PAULINE SCANLON – Gossamer (own label)

GossamerIt doesn’t happen so much in England but there were singers, such as Gordon Hall, who considered that the only criterion for singing a song was “is it a good song?”.  The Irish seem to have stuck by that tenet which goes some way to explaining Pauline Scanlon’s album, Gossamer. Pauline has been featured vocalist with Sharon Shannon’s band as well as a soloist but this album seems to be the apotheosis of the blend of old and new.
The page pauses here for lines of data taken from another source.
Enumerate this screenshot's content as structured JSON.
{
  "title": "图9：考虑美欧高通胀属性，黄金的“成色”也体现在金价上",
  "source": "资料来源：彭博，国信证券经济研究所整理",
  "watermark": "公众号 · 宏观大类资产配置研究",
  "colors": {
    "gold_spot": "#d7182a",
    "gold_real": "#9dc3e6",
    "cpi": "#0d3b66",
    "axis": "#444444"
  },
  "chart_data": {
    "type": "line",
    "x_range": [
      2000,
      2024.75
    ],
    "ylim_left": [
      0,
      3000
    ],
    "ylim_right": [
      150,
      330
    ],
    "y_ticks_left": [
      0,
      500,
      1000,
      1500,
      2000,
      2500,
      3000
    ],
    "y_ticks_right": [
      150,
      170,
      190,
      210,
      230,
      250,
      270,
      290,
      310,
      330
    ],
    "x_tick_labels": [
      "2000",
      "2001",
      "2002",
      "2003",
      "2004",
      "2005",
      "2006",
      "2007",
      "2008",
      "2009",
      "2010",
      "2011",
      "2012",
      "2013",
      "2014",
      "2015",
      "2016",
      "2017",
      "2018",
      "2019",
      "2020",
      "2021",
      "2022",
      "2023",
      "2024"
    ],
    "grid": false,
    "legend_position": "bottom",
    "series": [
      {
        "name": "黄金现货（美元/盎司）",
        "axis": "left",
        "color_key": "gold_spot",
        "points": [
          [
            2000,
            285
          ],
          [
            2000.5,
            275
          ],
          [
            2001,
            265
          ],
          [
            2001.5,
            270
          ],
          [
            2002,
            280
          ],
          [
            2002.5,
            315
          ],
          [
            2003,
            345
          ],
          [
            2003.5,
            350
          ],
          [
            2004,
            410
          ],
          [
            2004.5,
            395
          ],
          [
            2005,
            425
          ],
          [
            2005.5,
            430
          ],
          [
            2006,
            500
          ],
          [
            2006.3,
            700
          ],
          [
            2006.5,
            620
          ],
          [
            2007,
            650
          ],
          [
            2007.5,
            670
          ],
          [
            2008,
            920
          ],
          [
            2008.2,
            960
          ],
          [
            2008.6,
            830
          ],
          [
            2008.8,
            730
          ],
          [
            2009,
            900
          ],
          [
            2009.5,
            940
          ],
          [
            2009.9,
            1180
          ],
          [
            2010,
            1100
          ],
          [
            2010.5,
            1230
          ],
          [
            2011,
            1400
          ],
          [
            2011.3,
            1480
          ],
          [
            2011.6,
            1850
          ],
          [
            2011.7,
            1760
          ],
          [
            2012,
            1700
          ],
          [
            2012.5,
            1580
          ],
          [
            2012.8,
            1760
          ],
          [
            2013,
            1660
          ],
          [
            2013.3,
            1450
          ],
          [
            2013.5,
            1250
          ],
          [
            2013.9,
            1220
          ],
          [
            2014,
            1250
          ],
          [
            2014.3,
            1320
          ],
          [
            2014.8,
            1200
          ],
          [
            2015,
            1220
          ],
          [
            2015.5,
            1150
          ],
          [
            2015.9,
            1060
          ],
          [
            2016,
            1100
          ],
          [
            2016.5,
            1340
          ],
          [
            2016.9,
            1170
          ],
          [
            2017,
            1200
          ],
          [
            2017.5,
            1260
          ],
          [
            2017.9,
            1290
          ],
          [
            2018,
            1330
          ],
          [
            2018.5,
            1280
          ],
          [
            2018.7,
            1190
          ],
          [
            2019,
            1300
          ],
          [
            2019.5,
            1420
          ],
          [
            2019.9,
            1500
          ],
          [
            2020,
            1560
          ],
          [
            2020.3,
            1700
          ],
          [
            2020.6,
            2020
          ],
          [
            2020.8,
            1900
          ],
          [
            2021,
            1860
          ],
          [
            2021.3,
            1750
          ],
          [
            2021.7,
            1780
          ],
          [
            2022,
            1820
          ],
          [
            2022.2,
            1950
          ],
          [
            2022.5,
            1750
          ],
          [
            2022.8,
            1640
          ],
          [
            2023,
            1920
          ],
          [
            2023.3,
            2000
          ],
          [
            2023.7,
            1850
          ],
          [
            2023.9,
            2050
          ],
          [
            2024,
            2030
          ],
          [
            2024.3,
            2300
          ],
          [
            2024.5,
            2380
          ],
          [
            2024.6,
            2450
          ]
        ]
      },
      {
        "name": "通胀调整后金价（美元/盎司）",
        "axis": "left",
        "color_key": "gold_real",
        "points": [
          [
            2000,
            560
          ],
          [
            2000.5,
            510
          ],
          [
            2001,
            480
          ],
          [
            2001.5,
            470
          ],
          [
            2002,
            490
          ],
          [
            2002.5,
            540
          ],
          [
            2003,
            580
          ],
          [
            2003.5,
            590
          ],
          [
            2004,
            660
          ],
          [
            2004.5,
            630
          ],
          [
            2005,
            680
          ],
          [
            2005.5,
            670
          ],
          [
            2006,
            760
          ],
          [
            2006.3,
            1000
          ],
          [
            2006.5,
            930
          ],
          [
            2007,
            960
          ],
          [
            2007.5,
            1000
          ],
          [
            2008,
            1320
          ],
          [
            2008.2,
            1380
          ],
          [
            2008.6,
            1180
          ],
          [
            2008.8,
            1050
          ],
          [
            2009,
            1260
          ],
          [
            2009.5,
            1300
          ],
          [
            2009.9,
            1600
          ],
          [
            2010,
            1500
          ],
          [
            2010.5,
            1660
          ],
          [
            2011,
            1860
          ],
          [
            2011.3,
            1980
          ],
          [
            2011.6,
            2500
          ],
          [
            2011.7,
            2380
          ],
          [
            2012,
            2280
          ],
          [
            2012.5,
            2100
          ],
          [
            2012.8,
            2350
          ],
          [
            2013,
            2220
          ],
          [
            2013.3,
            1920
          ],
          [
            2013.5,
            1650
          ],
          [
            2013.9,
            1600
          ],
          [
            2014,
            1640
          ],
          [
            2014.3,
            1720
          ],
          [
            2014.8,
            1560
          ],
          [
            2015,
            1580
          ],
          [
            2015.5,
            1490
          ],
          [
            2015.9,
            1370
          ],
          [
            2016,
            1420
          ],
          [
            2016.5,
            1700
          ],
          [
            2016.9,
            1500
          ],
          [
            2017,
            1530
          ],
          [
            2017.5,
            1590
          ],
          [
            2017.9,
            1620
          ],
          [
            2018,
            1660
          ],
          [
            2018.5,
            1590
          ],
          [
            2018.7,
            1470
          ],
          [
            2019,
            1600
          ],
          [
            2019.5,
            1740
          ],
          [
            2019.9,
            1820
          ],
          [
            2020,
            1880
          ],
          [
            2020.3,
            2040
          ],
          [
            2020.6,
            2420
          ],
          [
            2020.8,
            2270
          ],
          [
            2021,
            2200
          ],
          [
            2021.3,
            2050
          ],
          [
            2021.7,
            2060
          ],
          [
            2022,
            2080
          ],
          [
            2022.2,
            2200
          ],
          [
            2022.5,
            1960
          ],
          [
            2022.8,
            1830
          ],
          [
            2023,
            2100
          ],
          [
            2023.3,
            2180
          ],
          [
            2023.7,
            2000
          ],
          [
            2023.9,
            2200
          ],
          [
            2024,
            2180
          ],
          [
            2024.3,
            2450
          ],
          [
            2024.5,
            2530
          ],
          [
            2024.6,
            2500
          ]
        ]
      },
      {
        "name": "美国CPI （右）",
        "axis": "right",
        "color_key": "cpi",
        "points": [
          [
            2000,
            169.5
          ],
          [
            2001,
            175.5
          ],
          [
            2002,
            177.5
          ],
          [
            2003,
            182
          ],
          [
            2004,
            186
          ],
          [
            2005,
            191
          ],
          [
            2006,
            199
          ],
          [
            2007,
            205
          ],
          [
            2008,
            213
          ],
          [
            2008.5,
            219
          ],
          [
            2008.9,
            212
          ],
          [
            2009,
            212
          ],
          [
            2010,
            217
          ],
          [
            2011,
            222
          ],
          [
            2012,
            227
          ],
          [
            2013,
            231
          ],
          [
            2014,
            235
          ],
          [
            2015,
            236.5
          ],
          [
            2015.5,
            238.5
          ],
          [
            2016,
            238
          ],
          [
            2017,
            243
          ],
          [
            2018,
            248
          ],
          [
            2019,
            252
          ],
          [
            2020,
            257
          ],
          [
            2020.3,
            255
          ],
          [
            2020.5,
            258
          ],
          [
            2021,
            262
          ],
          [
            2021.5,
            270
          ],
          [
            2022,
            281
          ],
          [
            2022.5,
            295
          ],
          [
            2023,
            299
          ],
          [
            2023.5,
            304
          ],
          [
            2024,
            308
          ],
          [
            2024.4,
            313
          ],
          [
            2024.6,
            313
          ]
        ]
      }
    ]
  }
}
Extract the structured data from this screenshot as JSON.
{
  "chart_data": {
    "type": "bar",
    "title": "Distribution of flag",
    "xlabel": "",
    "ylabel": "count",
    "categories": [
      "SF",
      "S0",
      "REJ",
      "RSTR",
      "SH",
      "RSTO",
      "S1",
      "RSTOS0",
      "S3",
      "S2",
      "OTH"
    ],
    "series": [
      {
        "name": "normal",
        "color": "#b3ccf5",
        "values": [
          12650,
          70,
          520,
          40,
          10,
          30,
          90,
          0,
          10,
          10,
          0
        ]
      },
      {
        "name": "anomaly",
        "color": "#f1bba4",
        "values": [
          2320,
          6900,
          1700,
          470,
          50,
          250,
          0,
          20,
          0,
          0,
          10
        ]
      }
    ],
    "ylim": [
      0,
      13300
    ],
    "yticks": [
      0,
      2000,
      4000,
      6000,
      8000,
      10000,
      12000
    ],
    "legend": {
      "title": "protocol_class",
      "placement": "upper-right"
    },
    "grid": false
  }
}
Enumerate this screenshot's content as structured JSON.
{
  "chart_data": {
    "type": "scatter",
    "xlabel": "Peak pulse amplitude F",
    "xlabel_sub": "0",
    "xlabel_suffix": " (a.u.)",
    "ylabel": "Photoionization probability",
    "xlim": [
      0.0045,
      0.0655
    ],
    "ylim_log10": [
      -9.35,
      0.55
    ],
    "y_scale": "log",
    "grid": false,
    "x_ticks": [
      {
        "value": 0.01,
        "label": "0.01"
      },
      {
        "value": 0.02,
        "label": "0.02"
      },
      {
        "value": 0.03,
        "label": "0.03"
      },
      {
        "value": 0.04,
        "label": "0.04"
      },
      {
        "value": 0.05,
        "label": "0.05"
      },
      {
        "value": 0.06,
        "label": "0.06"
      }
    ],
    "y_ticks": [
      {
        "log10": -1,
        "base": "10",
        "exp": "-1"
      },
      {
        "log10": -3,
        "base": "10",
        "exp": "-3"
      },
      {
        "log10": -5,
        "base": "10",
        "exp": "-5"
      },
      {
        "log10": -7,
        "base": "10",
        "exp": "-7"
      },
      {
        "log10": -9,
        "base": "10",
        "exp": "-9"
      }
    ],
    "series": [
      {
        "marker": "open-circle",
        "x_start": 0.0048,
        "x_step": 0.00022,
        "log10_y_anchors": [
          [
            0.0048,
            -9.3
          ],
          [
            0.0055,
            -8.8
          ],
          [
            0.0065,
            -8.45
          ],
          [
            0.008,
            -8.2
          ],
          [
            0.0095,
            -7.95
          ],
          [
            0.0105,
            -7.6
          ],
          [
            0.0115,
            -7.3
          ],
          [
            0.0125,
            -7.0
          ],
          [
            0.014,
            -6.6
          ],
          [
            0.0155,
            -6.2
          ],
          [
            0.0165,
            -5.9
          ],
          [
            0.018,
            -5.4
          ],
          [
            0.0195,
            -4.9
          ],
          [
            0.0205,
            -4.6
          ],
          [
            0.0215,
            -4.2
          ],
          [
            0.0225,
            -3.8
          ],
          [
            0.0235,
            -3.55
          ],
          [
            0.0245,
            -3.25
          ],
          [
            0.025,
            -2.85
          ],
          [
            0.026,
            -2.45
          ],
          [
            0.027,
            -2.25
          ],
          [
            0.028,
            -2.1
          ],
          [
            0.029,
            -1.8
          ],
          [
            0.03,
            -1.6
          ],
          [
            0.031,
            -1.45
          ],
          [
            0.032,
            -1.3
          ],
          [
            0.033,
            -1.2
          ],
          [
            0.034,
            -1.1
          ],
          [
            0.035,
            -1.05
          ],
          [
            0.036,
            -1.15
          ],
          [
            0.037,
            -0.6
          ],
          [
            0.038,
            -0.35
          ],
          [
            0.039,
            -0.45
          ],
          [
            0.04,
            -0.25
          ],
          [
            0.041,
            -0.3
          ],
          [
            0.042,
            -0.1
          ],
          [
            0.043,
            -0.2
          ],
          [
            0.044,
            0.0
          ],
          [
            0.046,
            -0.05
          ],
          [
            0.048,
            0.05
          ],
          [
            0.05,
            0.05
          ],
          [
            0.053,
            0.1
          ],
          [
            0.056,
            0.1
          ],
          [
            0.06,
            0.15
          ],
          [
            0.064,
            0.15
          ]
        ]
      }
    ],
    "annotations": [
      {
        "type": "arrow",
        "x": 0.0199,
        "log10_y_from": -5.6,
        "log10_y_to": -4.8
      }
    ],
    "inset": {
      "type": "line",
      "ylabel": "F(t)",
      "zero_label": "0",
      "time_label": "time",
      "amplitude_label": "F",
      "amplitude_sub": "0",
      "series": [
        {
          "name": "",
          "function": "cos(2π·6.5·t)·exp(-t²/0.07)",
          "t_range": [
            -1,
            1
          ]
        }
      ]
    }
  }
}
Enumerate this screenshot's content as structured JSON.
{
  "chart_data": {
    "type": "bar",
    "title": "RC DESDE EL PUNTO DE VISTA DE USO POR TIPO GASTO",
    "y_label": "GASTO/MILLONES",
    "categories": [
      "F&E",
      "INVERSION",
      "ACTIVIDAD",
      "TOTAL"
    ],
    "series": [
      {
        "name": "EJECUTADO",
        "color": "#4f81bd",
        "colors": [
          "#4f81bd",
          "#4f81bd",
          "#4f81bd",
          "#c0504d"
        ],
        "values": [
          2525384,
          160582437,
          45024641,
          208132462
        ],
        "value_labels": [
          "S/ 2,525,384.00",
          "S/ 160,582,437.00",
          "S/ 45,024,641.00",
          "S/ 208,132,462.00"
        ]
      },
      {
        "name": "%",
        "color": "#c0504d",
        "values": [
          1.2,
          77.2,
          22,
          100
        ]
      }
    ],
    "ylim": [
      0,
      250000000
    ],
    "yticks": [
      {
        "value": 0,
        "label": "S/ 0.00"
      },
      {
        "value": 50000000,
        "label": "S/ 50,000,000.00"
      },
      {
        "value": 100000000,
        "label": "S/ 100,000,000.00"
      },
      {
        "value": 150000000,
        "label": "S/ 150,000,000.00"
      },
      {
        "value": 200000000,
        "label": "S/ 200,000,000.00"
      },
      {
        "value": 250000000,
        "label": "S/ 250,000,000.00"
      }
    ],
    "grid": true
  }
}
The set opens with ‘The Poorest Company’ by John McCusker, Roddy Woomble and Kris Drever and epitomises the album’s approach. If you didn’t know better you might place it any time in the last couple of centuries although the setting is modern as are all the arrangements here. Next is the Scottish traditional ‘False False’ and ‘The Old Churchyard’, a hymn that may, in this version at least, originate in Arkansas. The title of the album begins to make sense now: the false love and the departed spirits are both intangibles.

Pauline now switches back to contemporary writers. L J Hill’s ‘Pretty Bird Tree’ is new to me but Leonard Cohen’s ‘Joan Of Arc’ – a superb version – is very familiar. There are songs from Lucy Kaplansky and James Keelaghan before Pauline returns to the tradition. I found ‘I Wonder What’s Keeping My Love This Night?’ a bit overdone but the story of Waterloo has a suitably military texture. That said, I would have been happier if ‘The Lover’s Ghost’ had been throttled back a bit.

Pauline has a fine band including producer John Reynolds, Donal O’Connor and Tim Edey. The powerful voice of Damien Dempsey duets on ‘Pretty Bird Tree’, making this one of the record’s strongest tracks. I have a couple of reservations as you can tell but this is an album that delivers a lot of pleasure.